According to the complaint, chemistry professor Satish Kumar — who also discharges the duties of the bursar — molested the complainant on October 15, 2013. The student has also accused him of stalking her, passing lewd remarks and making inappropriate physical contact for months before the incident. Kumar once even threatened to “pour sulphuric acid on her if she didn’t wear a yellow sari to college”, the complaint read.
The woman said she stopped going to college after the incident but Kumar called her repeatedly, stalked her on social media and sent other students to look for her till she finally confided in her parents. When the family confronted Kumar later in the month, he apologised and “promised never to repeat such behaviour”, she said. But, she added, the harassment continued.
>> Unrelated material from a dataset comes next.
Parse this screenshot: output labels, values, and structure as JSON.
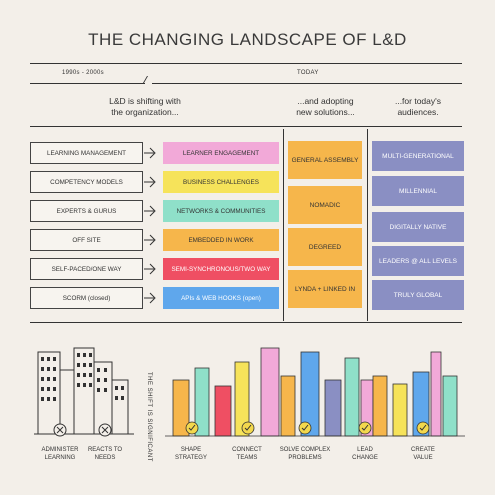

According to the FIR, the parents took their complaint to Thampu in December 2014, but he dismissed the issue as a “purely academic problem”. The complainant said Thampu discouraged her from filing a sexual harassment case, giving her two options instead — “go to Delhi University’s grievance redressal cell and jeopardise my degree or term the issue an academic problem”. She also accused Kumar of blocking her monthly stipend of Rs 18,000.
The student decided to approach the grievance redressal cell, which started looking into the matter on January 15. The cell is yet to reveal its findings and held its last meeting on May 19. Unhappy with the slow pace of proceedings, the student approached the police on Friday. A magisterial hearing in the case will be held on Saturday.
Thampu told HT, “I am unaware of the matter and have no involvement in it.”
The college’s media coordinator said, “An inquiry is nearing completion. It is reiterated that St. Stephen’s is uncompromisingly committed to the safety and dignity of women on campus and no effort will be spared to ensure justice is done. The college appeals to all concerned not to undermine the solemnity of the pursuit of justice for the allurement of ulterior gains of whatever kind.”
Despite repeated attempts by HT, professor Satish Kumar could not be contacted.
St. Stephen’s had found itself in a similar controversy last year when an administrative officer was indicted by the college’s sexual harassment committee. He, however, continues to be employed by the college at the principal’s residence.